Warga jika ingin berobat dengan BPJS harus menunggu pagi ke Puskesmas kecamatan yang jaraknya jauh atau ke Puskesmas desa yang bukanya setiap hari Rabu dan Kamis saja.
“Jadi, anggaran bisa diserap untuk kebutuhan warga. Terus akses jalan. perbaikan layanan kesehatan, khususnya ambulance.

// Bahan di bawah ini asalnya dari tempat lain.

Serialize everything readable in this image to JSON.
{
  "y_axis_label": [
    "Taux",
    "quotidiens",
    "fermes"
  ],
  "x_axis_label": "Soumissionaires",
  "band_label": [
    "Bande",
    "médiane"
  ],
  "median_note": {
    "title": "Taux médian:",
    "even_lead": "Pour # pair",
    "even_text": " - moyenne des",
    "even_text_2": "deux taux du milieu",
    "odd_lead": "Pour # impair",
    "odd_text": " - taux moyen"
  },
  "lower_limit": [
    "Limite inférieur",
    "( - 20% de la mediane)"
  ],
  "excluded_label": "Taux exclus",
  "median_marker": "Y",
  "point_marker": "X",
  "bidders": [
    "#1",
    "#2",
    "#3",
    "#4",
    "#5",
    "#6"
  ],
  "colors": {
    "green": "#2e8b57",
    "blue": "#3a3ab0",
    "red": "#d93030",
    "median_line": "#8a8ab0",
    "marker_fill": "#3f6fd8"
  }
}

Itu ambulance cuma ada satu di setiap desa, itu pun tidak terawat, sementara kalau ada keadaan genting karena sakit harus dibawa ke kota,” tegas Bowo.
Menakar Peluang Caleg Grassroots
Bukan cerita baru bahwa untuk dapat duduk sebagai anggota legislatif membutuhkan biaya tidak sedikit. Riset dari Prajna Research Indonesia menyebutkan, caleg DPRD tingkat kabupaten/kota saja harus merogoh kocek Rp250 juta hingga Rp300 juta.
Sementara untuk caleg DPRD tingkat provinsi minimal harus punya modal uang Rp500 juta – Rp1 miliar. Caleg DPR RI minimal mengeluarkan uang Rp1 miliar – Rp2 miliar.
Angka di atas itu hanya modal untuk kampanye, seperti membuat kaos, bendera, baliho, dan alat peraga kampanye lainnya.
Belum lagi biaya mahar politik. Tak jarang partai politik mematok harga untuk para caleg yang ingin diusung maju pada kontestasi Pemilihan Umum (Pemilu) 2024.
Persoalan mahar politik bukan isapan jempol belaka. Para caleg pun mengaku dimintai sejumlah uang oleh partai pengusungnya sebagai mahar politik.
Misalnya, kader Partai Kebangkitan Bangsa (PKB) Kota Bandar Lampung, Nely Farlinza, mengaku dimintai mahar sebesar Rp70 juta untuk penentuan nomor urut sebagai bacaleg DPRD Bandar Lampung.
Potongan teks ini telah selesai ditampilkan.